Growing up does not mean we sacrifice our love for faerie tales and stone ginger to the demands of the fashionable. It means adding maturity and right judgment to the wonder and joy that is already there. Notice the parallels between this assertion and the narrator’s comment in Gaiman’s novel on the apparent “secrecy” of adulthood. The narrator, as a child, cannot understand why adults refuse to enjoy the things he finds inherently delightful.

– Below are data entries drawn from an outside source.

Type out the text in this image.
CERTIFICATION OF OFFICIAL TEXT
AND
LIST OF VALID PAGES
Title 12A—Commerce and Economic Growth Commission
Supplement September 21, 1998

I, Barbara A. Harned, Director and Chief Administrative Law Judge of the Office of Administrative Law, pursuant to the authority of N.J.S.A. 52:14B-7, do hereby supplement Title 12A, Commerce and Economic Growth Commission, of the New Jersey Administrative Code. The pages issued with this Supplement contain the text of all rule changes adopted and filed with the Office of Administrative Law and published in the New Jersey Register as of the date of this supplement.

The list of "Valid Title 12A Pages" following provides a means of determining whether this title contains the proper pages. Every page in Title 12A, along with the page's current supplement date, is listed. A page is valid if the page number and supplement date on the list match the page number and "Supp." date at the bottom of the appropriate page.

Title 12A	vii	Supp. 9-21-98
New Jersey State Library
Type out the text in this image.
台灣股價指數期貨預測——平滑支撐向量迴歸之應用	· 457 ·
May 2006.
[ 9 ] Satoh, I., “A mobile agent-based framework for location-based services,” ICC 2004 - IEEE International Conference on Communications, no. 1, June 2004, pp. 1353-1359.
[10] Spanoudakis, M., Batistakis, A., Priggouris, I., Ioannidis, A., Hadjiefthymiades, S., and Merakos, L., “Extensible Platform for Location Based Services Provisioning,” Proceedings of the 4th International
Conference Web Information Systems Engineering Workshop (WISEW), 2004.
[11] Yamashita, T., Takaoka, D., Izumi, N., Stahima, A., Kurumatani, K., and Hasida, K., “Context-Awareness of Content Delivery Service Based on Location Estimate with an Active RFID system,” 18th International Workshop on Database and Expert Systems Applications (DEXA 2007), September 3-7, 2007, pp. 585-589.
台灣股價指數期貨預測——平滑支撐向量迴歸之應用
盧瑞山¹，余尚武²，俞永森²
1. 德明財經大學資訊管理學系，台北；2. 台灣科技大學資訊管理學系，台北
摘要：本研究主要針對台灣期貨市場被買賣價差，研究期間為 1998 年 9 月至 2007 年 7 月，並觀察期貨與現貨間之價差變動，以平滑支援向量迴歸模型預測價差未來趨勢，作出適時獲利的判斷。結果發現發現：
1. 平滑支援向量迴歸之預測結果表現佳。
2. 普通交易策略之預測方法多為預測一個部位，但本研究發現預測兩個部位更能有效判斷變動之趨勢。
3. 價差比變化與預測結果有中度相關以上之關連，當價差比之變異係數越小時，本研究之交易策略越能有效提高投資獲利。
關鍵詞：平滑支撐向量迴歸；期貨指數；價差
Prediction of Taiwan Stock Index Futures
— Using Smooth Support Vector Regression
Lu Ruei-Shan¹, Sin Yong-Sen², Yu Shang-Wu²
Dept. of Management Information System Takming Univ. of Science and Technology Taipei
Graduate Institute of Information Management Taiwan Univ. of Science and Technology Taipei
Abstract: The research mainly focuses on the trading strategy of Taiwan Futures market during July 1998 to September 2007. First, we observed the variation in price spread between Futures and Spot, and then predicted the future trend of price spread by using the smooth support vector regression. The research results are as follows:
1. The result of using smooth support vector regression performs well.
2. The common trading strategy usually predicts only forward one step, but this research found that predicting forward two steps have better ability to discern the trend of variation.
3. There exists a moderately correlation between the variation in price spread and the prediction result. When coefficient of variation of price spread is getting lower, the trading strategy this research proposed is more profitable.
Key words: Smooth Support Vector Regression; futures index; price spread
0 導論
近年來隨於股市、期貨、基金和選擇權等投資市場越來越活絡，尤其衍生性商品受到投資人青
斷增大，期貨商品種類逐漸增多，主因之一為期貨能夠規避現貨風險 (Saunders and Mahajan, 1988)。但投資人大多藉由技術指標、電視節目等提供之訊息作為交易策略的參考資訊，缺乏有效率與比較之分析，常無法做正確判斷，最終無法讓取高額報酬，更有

In the end we are still left with the paradox, being commended by Scripture to adopt a childlike faith while ever striving to “put away childish things” and pursue full maturity in Christ. As with so many things, this paradox is not an either/or dilemma, but a both/and mystery, which we can hold in tension and by which we can be continually encouraged and challenged. Being open and attentive to what the text before us has to say, as Lewis commends, can be a great aid in our spiritual pilgrimage. If the work—the treatise, the novel, the poem, the faerie tale—is worthy of our time and attention, we might even be transformed by the reading. But that transformation will begin in delight: the delight of true leisure.